Interview-Ready Explanations

  • “Walk me through how you’d design an LLM-as-judge system.” Start with the evaluation dimensions (what aspects of quality matter for this use case). For each dimension, write a rubric with 3-5 score levels and concrete anchor descriptions. Implement as a structured judging prompt that outputs JSON (score + reasoning). Calibrate against 50+ human-judged examples — target >0.7 agreement. Integrate into the eval pipeline: judge scores become the primary quality signal for development iteration. Monitor judge consistency over time (judge model updates can change scoring behavior).

  • “What are the limitations of LLM-as-judge?” Known biases (positivity, verbosity, self-enhancement, position). Inability to verify factual claims against external reality (the judge can assess coherence but not ground truth). Difficulty with highly subjective dimensions (humor, creativity, cultural appropriateness). Cost at scale (judging 10K outputs with Opus costs $50-200).
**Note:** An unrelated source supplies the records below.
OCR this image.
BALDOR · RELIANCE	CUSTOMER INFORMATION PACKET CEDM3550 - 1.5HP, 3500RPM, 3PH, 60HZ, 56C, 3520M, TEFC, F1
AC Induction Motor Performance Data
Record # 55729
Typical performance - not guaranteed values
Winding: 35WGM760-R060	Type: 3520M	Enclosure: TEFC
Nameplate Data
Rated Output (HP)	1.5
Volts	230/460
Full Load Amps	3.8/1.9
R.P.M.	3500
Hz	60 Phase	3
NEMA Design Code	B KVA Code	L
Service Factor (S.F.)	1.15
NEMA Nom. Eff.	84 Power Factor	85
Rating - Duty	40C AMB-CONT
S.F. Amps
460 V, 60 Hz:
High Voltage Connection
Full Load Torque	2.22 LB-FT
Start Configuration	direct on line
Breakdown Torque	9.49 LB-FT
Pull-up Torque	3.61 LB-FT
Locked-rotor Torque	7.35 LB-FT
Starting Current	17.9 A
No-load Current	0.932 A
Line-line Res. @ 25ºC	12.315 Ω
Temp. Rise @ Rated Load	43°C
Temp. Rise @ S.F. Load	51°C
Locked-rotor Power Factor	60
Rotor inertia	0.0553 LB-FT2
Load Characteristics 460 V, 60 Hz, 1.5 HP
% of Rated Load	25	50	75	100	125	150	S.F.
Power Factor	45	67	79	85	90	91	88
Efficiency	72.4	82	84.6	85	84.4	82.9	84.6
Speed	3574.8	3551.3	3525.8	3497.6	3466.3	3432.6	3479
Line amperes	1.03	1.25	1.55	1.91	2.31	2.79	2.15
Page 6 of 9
Sensitivity to rubric wording (small changes in the rubric prompt can shift scores significantly). Recursive trust problem: you need to evaluate the evaluator, which requires human judgment you’re trying to replace.

  • “When would you NOT use LLM-as-judge?” When factual accuracy matters and ground truth exists (use programmatic exact-match or F1 instead). When the domain requires deep expertise the judge model doesn’t have (medical, legal — use domain experts). When the stakes are too high for automated evaluation (consequential decisions). When budget doesn’t allow validation against human judges (an uncalibrated LLM judge can be worse than no judge).